Survey banner
The Dataiku Community is moving to a new home! We are temporary in read only mode: LEARN MORE

Combining Training and Unlabelled Data Using Stack Recipe Cause Data Leakage

ajayrathode
Level 1
Combining Training and Unlabelled Data Using Stack Recipe Cause Data Leakage

Hi, 

I am following Academy Learning Path. Those content is great.

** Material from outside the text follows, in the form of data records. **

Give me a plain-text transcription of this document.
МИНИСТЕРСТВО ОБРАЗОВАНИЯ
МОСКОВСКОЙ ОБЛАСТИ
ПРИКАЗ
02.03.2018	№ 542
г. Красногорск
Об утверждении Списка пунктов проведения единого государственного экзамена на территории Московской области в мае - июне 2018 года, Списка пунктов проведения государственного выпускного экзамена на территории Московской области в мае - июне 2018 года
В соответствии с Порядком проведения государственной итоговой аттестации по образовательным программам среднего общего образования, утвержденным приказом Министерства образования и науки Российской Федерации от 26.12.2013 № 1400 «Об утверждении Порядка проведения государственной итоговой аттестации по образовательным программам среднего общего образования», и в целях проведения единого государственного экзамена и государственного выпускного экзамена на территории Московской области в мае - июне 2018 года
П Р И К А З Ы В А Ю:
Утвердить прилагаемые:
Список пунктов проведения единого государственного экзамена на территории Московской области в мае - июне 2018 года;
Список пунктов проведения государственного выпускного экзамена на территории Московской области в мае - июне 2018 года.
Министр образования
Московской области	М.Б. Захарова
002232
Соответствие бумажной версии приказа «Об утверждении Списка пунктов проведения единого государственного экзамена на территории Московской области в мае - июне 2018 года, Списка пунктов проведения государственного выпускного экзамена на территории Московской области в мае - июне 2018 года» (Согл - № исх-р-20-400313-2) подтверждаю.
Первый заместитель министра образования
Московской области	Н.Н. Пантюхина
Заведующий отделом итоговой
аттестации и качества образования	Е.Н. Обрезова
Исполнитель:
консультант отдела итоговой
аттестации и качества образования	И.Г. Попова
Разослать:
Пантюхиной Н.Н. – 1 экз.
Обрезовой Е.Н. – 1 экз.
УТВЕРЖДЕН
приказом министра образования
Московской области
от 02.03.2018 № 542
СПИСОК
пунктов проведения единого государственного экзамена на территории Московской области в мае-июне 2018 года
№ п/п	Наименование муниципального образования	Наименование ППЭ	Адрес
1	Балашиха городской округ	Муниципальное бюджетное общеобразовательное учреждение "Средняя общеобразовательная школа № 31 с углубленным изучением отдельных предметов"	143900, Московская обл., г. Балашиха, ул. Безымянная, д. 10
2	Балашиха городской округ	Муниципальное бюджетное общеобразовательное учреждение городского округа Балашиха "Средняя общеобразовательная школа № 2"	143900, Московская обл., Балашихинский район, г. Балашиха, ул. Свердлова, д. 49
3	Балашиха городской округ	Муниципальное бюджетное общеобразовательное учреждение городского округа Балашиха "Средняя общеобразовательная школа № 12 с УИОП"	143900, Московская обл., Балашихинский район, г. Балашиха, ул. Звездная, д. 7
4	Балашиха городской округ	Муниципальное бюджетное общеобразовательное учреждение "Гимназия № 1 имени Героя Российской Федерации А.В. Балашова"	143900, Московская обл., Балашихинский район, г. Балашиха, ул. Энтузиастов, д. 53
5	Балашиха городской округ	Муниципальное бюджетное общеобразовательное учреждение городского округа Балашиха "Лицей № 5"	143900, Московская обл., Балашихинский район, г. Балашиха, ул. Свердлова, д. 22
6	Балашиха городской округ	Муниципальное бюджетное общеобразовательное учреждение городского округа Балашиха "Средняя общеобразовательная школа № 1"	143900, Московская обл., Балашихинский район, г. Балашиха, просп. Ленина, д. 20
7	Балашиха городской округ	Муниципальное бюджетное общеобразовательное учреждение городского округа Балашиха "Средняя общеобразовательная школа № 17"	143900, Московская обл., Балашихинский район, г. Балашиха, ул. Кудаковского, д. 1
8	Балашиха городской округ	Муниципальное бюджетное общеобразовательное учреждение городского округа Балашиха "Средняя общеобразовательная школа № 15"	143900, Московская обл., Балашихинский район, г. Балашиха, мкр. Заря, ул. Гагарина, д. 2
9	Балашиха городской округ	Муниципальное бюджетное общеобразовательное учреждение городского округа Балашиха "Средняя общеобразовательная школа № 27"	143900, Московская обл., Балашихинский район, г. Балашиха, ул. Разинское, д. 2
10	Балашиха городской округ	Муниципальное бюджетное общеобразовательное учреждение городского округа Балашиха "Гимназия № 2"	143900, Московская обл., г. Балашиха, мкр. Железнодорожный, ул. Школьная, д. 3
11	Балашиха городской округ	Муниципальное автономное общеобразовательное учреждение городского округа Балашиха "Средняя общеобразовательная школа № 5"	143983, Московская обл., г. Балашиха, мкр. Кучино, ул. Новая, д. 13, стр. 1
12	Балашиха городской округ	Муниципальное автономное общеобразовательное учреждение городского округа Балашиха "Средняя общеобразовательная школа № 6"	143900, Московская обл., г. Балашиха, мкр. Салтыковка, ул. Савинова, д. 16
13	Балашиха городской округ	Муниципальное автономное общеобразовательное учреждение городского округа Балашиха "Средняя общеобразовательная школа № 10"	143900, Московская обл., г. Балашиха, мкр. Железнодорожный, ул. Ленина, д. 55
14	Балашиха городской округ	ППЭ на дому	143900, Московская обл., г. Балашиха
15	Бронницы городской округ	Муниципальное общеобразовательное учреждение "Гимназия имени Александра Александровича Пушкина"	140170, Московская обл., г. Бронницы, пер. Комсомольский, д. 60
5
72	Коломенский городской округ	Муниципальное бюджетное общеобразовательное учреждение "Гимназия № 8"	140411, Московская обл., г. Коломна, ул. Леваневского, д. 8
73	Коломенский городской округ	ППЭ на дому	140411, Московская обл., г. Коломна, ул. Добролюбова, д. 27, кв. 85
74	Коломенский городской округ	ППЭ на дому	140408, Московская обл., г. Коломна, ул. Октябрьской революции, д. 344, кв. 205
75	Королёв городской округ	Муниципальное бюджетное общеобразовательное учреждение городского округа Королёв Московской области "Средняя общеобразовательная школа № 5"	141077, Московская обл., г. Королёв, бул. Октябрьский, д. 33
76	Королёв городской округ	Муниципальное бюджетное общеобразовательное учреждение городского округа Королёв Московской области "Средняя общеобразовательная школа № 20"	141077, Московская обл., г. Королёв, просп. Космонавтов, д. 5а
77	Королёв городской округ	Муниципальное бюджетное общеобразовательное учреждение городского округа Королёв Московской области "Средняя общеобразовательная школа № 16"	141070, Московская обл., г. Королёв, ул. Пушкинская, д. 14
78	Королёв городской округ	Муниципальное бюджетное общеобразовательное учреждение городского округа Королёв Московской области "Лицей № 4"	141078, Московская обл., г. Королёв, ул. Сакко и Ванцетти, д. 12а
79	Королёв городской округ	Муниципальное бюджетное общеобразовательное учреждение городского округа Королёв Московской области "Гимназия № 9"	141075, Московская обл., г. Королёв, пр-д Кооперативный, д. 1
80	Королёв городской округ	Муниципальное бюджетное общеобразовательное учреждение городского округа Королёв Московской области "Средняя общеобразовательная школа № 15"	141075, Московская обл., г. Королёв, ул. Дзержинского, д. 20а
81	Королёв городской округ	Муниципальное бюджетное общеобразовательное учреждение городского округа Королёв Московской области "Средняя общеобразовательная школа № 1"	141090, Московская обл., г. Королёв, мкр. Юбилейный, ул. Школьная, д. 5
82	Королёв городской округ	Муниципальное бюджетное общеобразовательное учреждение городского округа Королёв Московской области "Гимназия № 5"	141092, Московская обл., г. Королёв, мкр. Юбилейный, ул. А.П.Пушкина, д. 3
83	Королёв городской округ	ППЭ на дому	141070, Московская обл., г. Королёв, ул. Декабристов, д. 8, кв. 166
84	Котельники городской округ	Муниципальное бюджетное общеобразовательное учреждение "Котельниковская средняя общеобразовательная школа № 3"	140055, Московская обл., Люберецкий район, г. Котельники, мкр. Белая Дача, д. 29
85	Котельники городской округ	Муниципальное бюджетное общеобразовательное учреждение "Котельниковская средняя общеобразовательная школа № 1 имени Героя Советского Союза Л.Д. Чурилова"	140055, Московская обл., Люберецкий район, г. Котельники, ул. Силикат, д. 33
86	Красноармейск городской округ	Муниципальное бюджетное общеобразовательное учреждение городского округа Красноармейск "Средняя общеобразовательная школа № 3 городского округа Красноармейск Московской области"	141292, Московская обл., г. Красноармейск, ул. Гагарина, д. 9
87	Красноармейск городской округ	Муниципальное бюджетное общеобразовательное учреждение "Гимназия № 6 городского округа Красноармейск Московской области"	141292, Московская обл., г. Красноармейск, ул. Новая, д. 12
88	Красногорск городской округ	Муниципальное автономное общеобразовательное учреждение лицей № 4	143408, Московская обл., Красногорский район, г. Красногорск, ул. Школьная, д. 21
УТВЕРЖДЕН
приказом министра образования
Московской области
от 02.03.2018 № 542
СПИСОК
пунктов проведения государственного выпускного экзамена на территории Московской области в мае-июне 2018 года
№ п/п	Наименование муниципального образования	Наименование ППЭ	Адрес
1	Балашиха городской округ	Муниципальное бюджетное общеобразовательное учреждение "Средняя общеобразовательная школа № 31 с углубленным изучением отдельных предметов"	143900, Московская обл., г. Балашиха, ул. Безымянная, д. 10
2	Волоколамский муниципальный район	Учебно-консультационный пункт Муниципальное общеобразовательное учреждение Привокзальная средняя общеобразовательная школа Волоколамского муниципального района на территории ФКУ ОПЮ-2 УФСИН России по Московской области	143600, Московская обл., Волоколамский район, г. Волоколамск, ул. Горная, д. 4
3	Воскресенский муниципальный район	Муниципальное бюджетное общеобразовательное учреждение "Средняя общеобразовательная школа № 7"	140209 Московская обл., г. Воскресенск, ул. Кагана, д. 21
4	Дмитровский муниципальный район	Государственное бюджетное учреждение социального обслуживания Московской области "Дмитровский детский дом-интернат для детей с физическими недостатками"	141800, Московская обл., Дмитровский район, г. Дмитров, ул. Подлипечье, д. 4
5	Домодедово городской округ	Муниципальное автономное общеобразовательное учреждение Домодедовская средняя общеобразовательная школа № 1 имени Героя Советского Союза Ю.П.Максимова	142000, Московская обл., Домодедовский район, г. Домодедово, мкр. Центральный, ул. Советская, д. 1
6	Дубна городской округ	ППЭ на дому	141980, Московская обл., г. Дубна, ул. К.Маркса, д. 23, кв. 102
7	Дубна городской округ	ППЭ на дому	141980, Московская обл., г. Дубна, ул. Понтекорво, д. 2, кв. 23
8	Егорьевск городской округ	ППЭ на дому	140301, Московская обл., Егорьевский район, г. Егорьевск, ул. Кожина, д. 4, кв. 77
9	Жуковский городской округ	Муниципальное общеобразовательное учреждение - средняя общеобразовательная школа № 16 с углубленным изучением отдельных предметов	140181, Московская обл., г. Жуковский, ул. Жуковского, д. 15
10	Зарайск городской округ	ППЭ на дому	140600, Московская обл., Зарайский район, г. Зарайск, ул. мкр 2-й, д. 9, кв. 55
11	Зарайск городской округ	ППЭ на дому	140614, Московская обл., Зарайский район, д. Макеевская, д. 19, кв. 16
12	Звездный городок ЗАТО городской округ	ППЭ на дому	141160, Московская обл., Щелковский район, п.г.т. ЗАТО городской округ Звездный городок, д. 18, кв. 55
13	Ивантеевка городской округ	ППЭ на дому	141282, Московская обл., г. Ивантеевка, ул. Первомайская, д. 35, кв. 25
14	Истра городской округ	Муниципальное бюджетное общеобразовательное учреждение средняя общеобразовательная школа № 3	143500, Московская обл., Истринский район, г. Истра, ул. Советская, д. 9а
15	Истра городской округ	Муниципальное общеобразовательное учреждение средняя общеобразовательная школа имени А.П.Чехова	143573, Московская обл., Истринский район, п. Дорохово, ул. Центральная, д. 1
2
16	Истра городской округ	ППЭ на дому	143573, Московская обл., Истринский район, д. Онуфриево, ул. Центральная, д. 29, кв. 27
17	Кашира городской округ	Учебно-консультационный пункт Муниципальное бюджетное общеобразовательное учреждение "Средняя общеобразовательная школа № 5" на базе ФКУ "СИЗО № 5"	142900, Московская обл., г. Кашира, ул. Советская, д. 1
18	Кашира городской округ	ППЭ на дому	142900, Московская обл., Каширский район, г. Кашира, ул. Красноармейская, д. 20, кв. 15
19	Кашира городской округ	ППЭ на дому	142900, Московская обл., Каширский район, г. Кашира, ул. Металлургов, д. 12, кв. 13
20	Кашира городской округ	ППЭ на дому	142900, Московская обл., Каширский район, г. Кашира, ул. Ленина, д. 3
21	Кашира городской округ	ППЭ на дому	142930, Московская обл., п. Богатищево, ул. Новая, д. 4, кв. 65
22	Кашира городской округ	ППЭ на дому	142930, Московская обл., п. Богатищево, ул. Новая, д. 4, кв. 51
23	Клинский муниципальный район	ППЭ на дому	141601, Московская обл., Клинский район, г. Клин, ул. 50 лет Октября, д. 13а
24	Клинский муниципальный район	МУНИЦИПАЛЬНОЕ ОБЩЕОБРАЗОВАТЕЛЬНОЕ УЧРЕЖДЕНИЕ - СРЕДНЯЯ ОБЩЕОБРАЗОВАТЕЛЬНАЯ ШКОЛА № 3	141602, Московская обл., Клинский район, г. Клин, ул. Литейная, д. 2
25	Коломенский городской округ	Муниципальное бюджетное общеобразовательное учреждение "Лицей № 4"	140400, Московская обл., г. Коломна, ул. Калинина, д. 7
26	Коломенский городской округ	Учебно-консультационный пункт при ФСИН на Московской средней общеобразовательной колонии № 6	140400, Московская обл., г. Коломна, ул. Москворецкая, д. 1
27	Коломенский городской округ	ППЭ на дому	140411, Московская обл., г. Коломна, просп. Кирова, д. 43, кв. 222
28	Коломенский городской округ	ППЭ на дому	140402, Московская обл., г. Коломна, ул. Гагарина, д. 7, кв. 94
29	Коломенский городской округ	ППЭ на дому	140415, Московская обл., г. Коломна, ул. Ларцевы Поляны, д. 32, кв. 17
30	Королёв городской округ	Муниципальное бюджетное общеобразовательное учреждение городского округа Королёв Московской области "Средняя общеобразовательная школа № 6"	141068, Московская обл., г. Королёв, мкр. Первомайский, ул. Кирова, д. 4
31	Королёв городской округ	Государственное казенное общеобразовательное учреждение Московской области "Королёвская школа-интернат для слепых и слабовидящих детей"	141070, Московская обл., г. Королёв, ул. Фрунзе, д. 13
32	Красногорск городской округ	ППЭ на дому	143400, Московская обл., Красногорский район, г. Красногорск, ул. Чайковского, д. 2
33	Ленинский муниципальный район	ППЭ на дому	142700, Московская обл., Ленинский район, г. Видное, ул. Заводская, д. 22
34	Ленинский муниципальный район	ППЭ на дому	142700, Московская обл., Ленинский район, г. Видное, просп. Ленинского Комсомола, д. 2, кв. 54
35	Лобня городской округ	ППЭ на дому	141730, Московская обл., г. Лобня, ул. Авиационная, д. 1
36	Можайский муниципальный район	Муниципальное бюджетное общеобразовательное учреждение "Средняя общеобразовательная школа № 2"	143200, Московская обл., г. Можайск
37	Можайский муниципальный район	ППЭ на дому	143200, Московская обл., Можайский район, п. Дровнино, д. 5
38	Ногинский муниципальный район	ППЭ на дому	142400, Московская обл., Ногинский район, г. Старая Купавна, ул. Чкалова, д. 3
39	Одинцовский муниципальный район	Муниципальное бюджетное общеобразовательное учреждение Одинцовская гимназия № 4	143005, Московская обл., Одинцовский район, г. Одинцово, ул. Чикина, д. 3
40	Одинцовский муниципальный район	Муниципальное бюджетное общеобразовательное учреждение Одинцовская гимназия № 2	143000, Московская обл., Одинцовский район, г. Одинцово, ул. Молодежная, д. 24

But Under ML Practitioner> Scoring Basics. > Concept Scoring Data

It was shown that Unlabelled data that we use for scoring using the model will be combined with training data using stack recipe and gone through all pre processing steps so that it is prepared to be consumed by model for prediction. 

 

But this is definitely a bad practice as rescaling features, doing imputation etc.. combinely cause data leakage from training data to Unseen/Unlabelled data.

 

Could some throw some light if i am missing something

0 Kudos
3 Replies
SeanA
Community Manager
Community Manager

Hi @ajayrathode , thanks very much for sharing your feedback! We'll take this into consideration as we look to improve the content.

On one hand we certainly don't want to promote bad practices, and yet there is also a need to simplify the situation as much as possible to communicate the objectives at hand. If assuming the observations are drawn from the same distribution (an assumption yes), the rescaling and imputation issues may not be so problematic. The loss of this nuance may be worth being able to quickly demonstrate that both need the same preprocessing steps.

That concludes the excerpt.